In the end, the district sent more than 40 exams to BEACON and asked it to critique some and edit others, McLaughlin said
Tibbetts said BEACON was given three primary instructions: ensure that exams cover all the state standards and benchmarks for the course; keep as many of the original test questions written by teachers as possible; and establish questions of varying complexity.
When the tests were returned, 50 to 80 percent of them contained the questions written by teachers, although they might have been edited to make them more complex.
Tibbetts said she recognized they could have done some parts of the process differently, but ultimately stood by the actions taken.
An experienced and thoughtful educator, Tibbetts acted quickly and decisively in the interest of the district’s students in scaling the scores in the end. The spirit and policies of which Okaloosa’s end-of-course exams were created were neither her’s nor the districts. The Okaloosa saga demonstrates the folly of using education standards to create tests. Young Berrymore was justifiably incredulous when he was asked about Chinese zodiac signs and tomato skins on a chemistry test. I felt the same way when my Earth Science students were asked a question about a dietary supplement claim.
Allowing outside companies to create tests based on standards is an irresponsible elimination of a critical middle man – teachers. Test questions are being created with dare and not care. Consider these high school Earth Science Benchmarks:
Analyze the movement of matter and energy through the different biogeochemical cycles, including water and carbon
Identify patterns in the organization and distribution of matter in the universe and the forces that determine them.
It is wide-ranging generalizations as these which Beacon created test questions with. Small wonder a detached test generator in another location created a Biology question on a Chemistry test. But rigid devotion connecting benchmarks and standards to the creation of multiple choice questions is currently the epicenter of the nation’s education apparatus.

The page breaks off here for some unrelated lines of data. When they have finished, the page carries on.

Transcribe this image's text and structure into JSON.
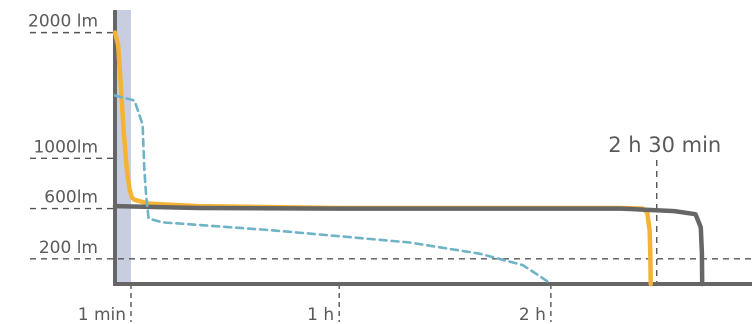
{
  "chart_data": {
    "type": "line",
    "title": "",
    "xlabel": "",
    "ylabel": "",
    "x_unit": "minutes",
    "y_unit": "lm",
    "xlim": [
      0,
      177
    ],
    "ylim": [
      0,
      2180
    ],
    "x_ticks": [
      {
        "label": "1 min",
        "value": 1
      },
      {
        "label": "1 h",
        "value": 60
      },
      {
        "label": "2 h",
        "value": 120
      }
    ],
    "y_ticks": [
      {
        "label": "2000 lm",
        "value": 2000
      },
      {
        "label": "1000lm",
        "value": 1000
      },
      {
        "label": "600lm",
        "value": 600
      },
      {
        "label": "200 lm",
        "value": 200
      }
    ],
    "annotations": [
      {
        "label": "2 h 30 min",
        "x": 150
      }
    ],
    "highlight_band": {
      "x_start": 0,
      "x_end": 1
    },
    "grid": false,
    "legend": "none",
    "series": [
      {
        "color": "#f5b335",
        "width": 4.5,
        "dash": "",
        "points": [
          [
            0,
            2000
          ],
          [
            0.2,
            1900
          ],
          [
            0.35,
            1600
          ],
          [
            0.55,
            1200
          ],
          [
            0.75,
            900
          ],
          [
            0.9,
            760
          ],
          [
            1.2,
            690
          ],
          [
            2,
            670
          ],
          [
            6,
            640
          ],
          [
            20,
            620
          ],
          [
            60,
            605
          ],
          [
            100,
            605
          ],
          [
            140,
            605
          ],
          [
            146,
            600
          ],
          [
            147.3,
            570
          ],
          [
            148,
            420
          ],
          [
            148.2,
            200
          ],
          [
            148.3,
            0
          ]
        ]
      },
      {
        "color": "#666666",
        "width": 4.5,
        "dash": "",
        "points": [
          [
            0,
            620
          ],
          [
            20,
            605
          ],
          [
            60,
            600
          ],
          [
            100,
            600
          ],
          [
            140,
            600
          ],
          [
            155,
            580
          ],
          [
            161,
            555
          ],
          [
            162.5,
            450
          ],
          [
            162.8,
            250
          ],
          [
            162.9,
            0
          ]
        ]
      },
      {
        "color": "#6fb3c7",
        "width": 2.6,
        "dash": "7 5",
        "points": [
          [
            0,
            1500
          ],
          [
            2,
            1460
          ],
          [
            4.3,
            1270
          ],
          [
            4.8,
            900
          ],
          [
            5.3,
            700
          ],
          [
            6,
            520
          ],
          [
            10,
            490
          ],
          [
            20,
            470
          ],
          [
            40,
            430
          ],
          [
            60,
            380
          ],
          [
            80,
            330
          ],
          [
            100,
            240
          ],
          [
            112,
            150
          ],
          [
            117,
            60
          ],
          [
            120,
            0
          ]
        ]
      }
    ]
  }
}
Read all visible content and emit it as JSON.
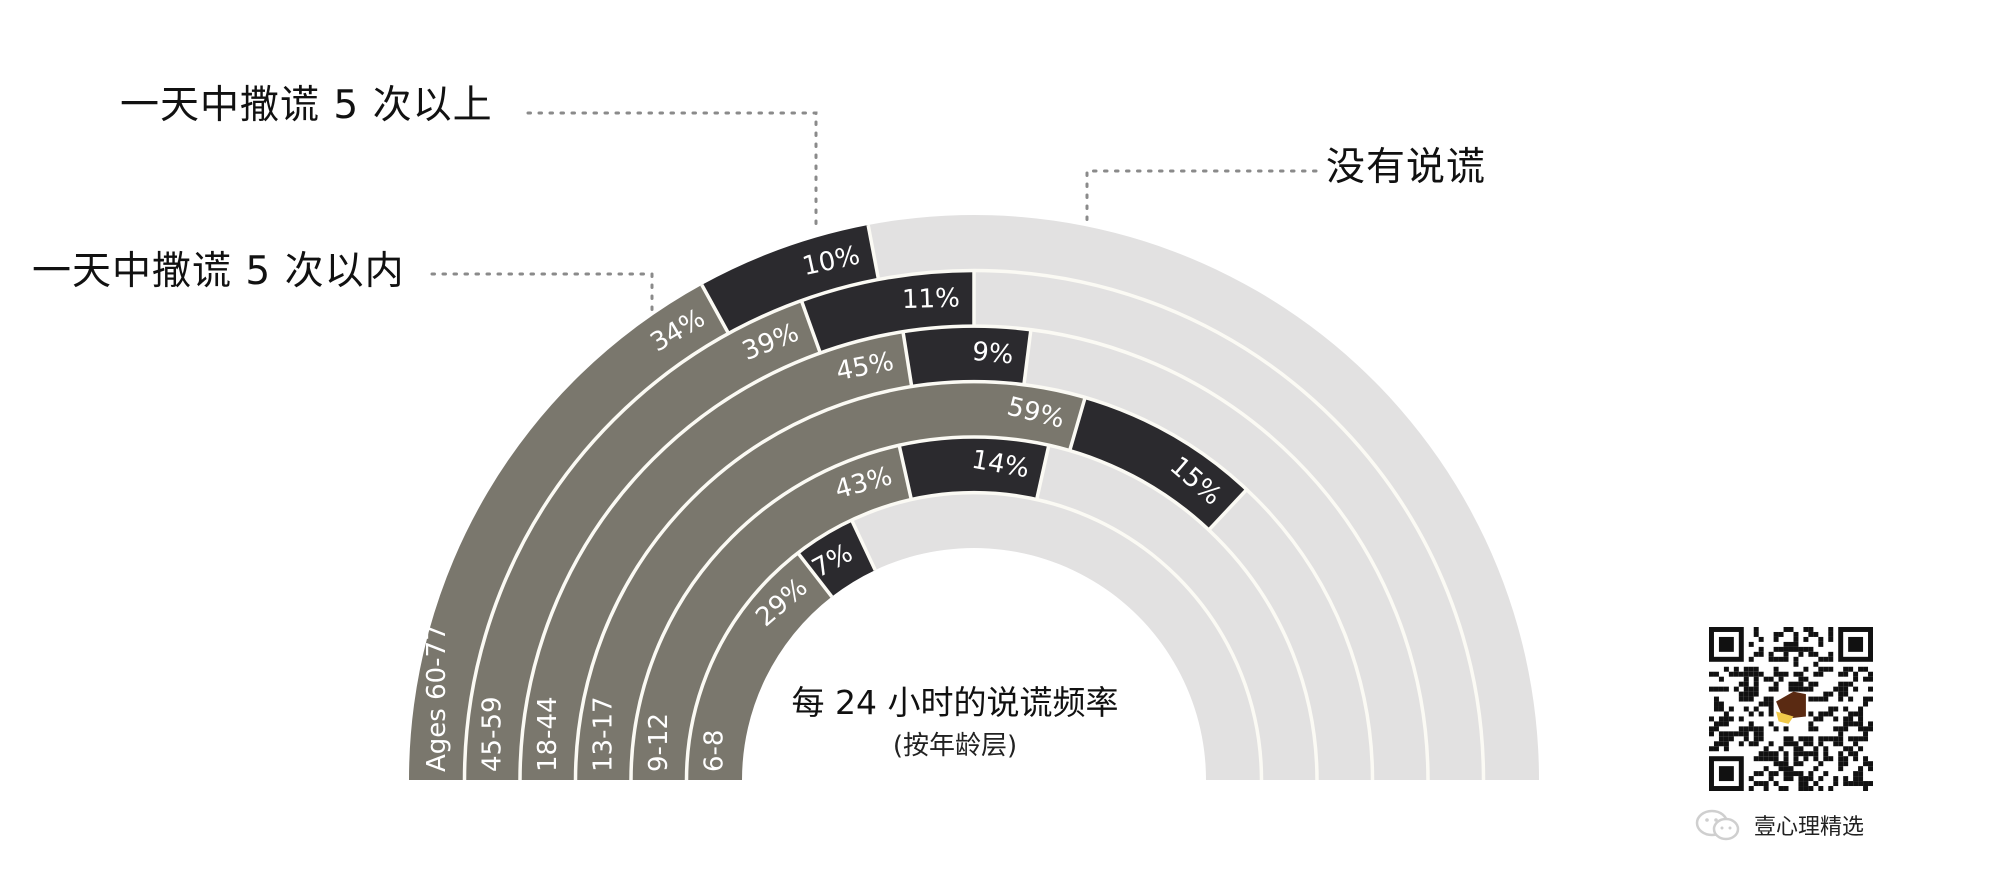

How bad is it? Some standards-based education devotees are dismissing teacher’s concerns over this clear disconnect with a simplistic, “if you’re teaching the standards, the kids will be prepared for the tests.” A Bay county school board member said yesterday that “teachers need to pull apart those standards” and they may have to “take measures such as not using the book and finding other resources.”
Temmen reports that Beacon will not return her calls. Nor is it clear why the Florida DOE recommended Beacon to Tibbetts in the first place. Further inquiry of Beacon and the FDOE is in order. But for policy-makers to continue along the current path and not see the disconnect between standards based education and high-stakes testing for multiple accountabilities is to advocate more for the tests than for students.